While the time-split approach using in-house data is most useful in estimating the predictive performance of ongoing internal drug discovery programs, the authors also investigated whether the established model was applicable to external compounds (Table IV). Out of 34 external compounds, 44.1% compounds were predicted to within 2-fold of the observed values in the GPOPT and the neuroPK models. Meanwhile, based on R2 and RMSE, the neuroPK models showed better prediction performance compared to machine learning models. The distribution of M.W., clogP, and TPSA in the external test set is less consistent with the external test set (Supporting Information, Figure S5), indicating that the coverage of a chemical space is different between internal and external datasets. These results suggested that the neuroPK model is widely applicable over structurally diverse datasets, while machine learning would achieve maximum performance for predicting compounds with similar chemical properties to those used in the compound training set.

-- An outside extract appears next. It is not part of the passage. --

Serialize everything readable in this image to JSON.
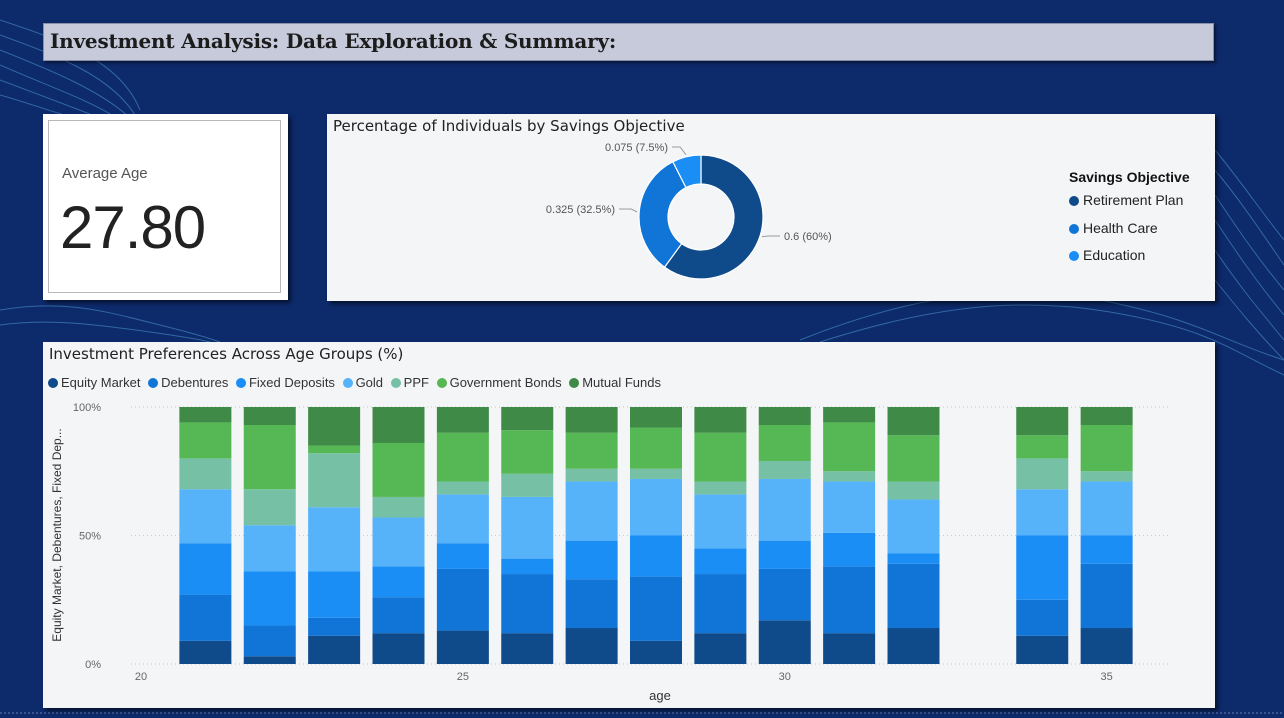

Another advantage of the neuroPK model is the utilization of MDR1 and BCRP variables to establish in vitro to in vivo correlations (IVIVE) to be used in translation (22). These are presented by α and β, in the aforementioned equations. RAF approach corresponding to the ratio of in vitro to in vivo efflux activities for MDR1 and BCRP and REF approach using the ratio of transporter protein levels between in vitro cell lines and in vivo BBB are applicable to estimate these variables across the species. In comparison, the machine learning model suggests that large datasets are required to build accurate models. Therefore, building an inclusive model is limited by the lack of species-specific data, such as non-human primate and human. In order to estimate the minimum number of data required for the machine learning model, the model performance was investigated by changing the number of compounds used for training via the cluster-split dataset (Supporting Information, Figure S6). This optimistic assessment suggested that more than 50 data points were required to obtain equal to or greater predictivity compared to the neuroPK model. Another way to extend the Kp,uu,brain prediction model from rat to other species is that efflux activities in the rat model can be corrected by the ratio of in vivo transporter expression levels between rat and the other species. This hybrid approach could be applicable for both neuroPK and machine learnings models; however, additional validation is needed.

CONCLUSIONS

This work has clarified the characterization of the neuroPK model and machine learning approaches for Kp,uu,brain prediction. Incorporating in vitro MDR1 and BCRP activities is useful to improve the predictivity and coverage of application by machine learning approaches for Kp,uu,brain prediction. Machine learning models have advantages for a homologous series of compounds in internal Kpuu,brain prediction where sufficient data can be secured. Since the machine leaning approach requires a large dataset for model building, the neuroPK model is preferred in translation of Kp,uu,brain from rodent to monkey and human by considering RAF and REF approaches at this time. Additionally, the neuroPK model provides better predictivity of Kp,uu,brain for external compounds which are outside the chemical space in which the model was derived.